Here are some excerpts from what the students had to say in their first blog posts...
From Asa Westerdale:
"The trip to Australia was long, though not so arduous - a lot of waiting and triple-checking gate numbers, or trying to figure out what time it was in the US. After thirty-something hours of plane rides, landing in Melbourne and getting outside for the first time in two (or three) days was a godsend.
It helps that there's a huge variety of foods available, from Tzatziki-imbued lamb to burgers. Turns out the Aussies know how to make french fries - "chips"r than most places in the US. Go figure.
The first thing you notice when stepping out onto the streets is the distinct lack of noise - people don’t seem to chatter on and on as much as folks in the US... so tram rides, flights and streets are generally unnervingly quiet in comparison."
Ryan Sheridan says:
"Arriving in Australia was so exciting and long awaited after such a long flight. When first arriving, the first thing I noticed was people walking and driving on the left side instead of the right. This was very interesting because I’ve never been in a country where this is the norm.

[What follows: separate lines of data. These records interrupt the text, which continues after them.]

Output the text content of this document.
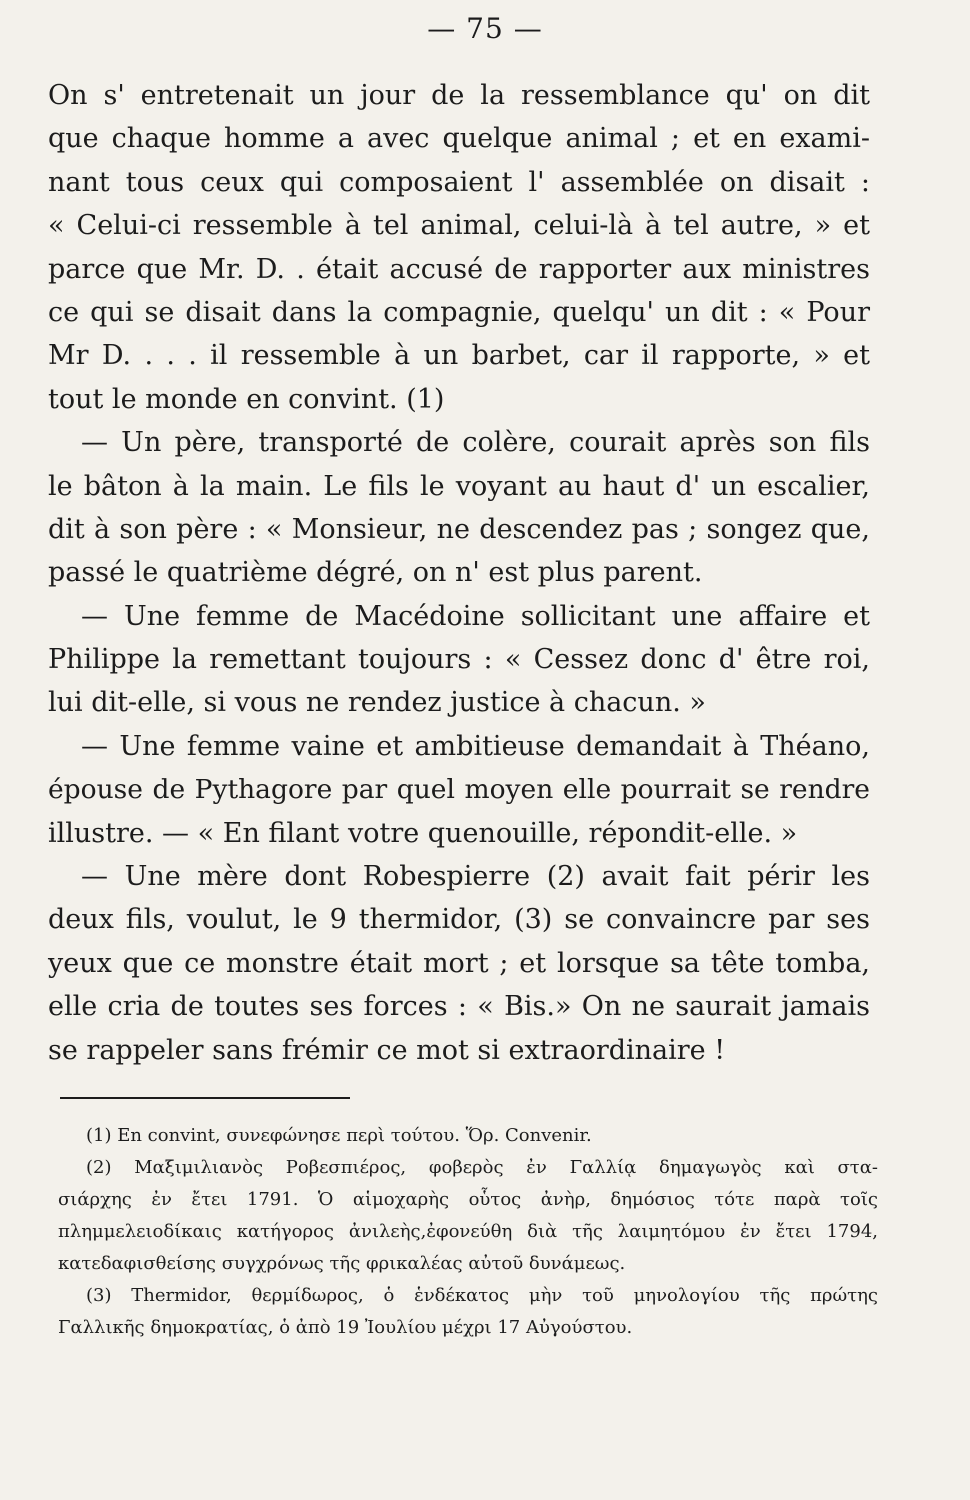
— 75 —
On s' entretenait un jour de la ressemblance qu' on dit
que chaque homme a avec quelque animal ; et en exami-
nant tous ceux qui composaient l' assemblée on disait :
« Celui-ci ressemble à tel animal, celui-là à tel autre, » et
parce que Mr. D. . était accusé de rapporter aux ministres
ce qui se disait dans la compagnie, quelqu' un dit : « Pour
Mr D. . . . il ressemble à un barbet, car il rapporte, » et
tout le monde en convint. (1)
— Un père, transporté de colère, courait après son fils
le bâton à la main. Le fils le voyant au haut d' un escalier,
dit à son père : « Monsieur, ne descendez pas ; songez que,
passé le quatrième dégré, on n' est plus parent.
— Une femme de Macédoine sollicitant une affaire et
Philippe la remettant toujours : « Cessez donc d' être roi,
lui dit-elle, si vous ne rendez justice à chacun. »
— Une femme vaine et ambitieuse demandait à Théano,
épouse de Pythagore par quel moyen elle pourrait se rendre
illustre. — « En filant votre quenouille, répondit-elle. »
— Une mère dont Robespierre (2) avait fait périr les
deux fils, voulut, le 9 thermidor, (3) se convaincre par ses
yeux que ce monstre était mort ; et lorsque sa tête tomba,
elle cria de toutes ses forces : « Bis.» On ne saurait jamais
se rappeler sans frémir ce mot si extraordinaire !
(1) En convint, συνεφώνησε περὶ τούτου. Ὅρ. Convenir.
(2) Μαξιμιλιανὸς Ροβεσπιέρος, φοβερὸς ἐν Γαλλίᾳ δημαγωγὸς καὶ στα-
σιάρχης ἐν ἔτει 1791. Ὁ αἱμοχαρὴς οὗτος ἀνὴρ, δημόσιος τότε παρὰ τοῖς
πλημμελειοδίκαις κατήγορος ἀνιλεὴς,ἐφονεύθη διὰ τῆς λαιμητόμου ἐν ἔτει 1794,
κατεδαφισθείσης συγχρόνως τῆς φρικαλέας αὐτοῦ δυνάμεως.
(3) Thermidor, θερμίδωρος, ὁ ἑνδέκατος μὴν τοῦ μηνολογίου τῆς πρώτης
Γαλλικῆς δημοκρατίας, ὁ ἀπὸ 19 Ἰουλίου μέχρι 17 Αὐγούστου.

The second thing I noticed was how nice the cars were here. A majority of people are driving a Mercedes or BMW.
Another thing that was apparent to me was the amount of cranes in Melbourne. After asking, I was informed that this is because the city is steadily expanding.
The most outstanding difference between here and the US is the personality of people. The citizens in Australia are just all around friendlier and most respectable."
Ryan Cass added:
"As soon as we landed in Sydney it was quite apparent how pleasant the Australians were to interact with. When compared to Americans in general I feel that most people here are much happier and more interested in interacting with one and other. We had a great time at the Carlton Brewery and the business tours were very informative. It’s been great getting closer with everyone on this trip and I am extremely excited for the remainder of this trip!"
Quintana Hart said:
"In Melbourne straight out of the airport we caught two buses that would take us to the Adina Apartment Hotel. On the way into the city it was an amazing sight. If you have ever been to NYC some of the buildings they are just ugly and not fun to look at. But here they have these aesthetically pleasing buildings. Each is different and if your in a part of the city where there are many of them it’s just a great view."
Kyler Johnson observed:
"Upon our arrival in Sydney, it was apparent rather quickly that the Australians tend to be a very kind and helpful group of people. Every local that we encountered in the airport was very helpful, and they were all very friendly. Other travelers did seem to be in a rush just like in the U.S., however the level of rudeness seemed to be noticeably lower than what we would encounter in a major U.S. airport.
I also noticed a couple of other small cultural differences in the first day or so in Melbourne. First, the public transportation system was very clean. Some cities in the U.S. have great public transportation as well, however some of the larger cities do have dirtier systems.
When paying a bill with a credit card, nearly every merchant has tried to “tap” our cards rather than insert the chips so there is clearly a difference in technology there.
Finally, restaurants are very hesitant to split checks among a table for some reason. In general, I have a very positive first impression of Melbourne and Australia as a whole."
Josh Krog adds:
"After getting to the hotel, we had a few hours to explore before going on a brewery tour. This gave us plenty of time to see what there was around our apartment. It turned out that it there were little restaurants every few feet and each one smelled amazing in its own way. So we decided to get a quick lunch of a small pizza from a pizzeria just down the road.
Thankfully the Carlton Brewery tour was not too late, or else I would have fallen asleep long before we started. Getting to see the behind the scenes of making beer was extremely interesting and a good way to start the trip since beer is something that is very often associated with Australia. Our guide was great and she did a good job explaining each step of the process but near the end I was falling asleep where I stood from exhaustion. The food and bear sampling were both fantastic and woke me up long enough to get back to my bed before I passed out... ...Overall my first impression is that I can look forward to another great time in this country."
From Alex Lotko:
"When we finally got to Australia we immediately stuck out. We were all walking on the wrong side congesting the whole airport . Even after being here a few days we keep noticing we slip up as we start to walk against the foot traffic."
"Jet lag is definitely a thing. We all thought we were wide awake and ready for the brewery tour and suddenly we were all dizzy and ready to pass out. The beer was definitely good, but all of us were half asleep so we couldn’t fully appreciate it. Our first few days have been interesting converting times back and forth between US and Australian. As a result we somehow are constantly feeling like we are in two different states of time one minute to the next."
And lastly, Rebecca Nathanson summed up with:
"When we finally left the airport after traveling for days, the first thing I noticed was the difference in the culture. People were driving and walking on the other side of the road from what I was used to. They had an interesting accent and dressed in an unique way that seems to be a flashback of the 80's. The first thing I noticed on the bus to the hotel was a big ferris wheel, which I thought was pretty cool. I was shocked by the large number of public transports and felt that I was back in a city. The city feeling made me feel comfortable and at home in an unknown place."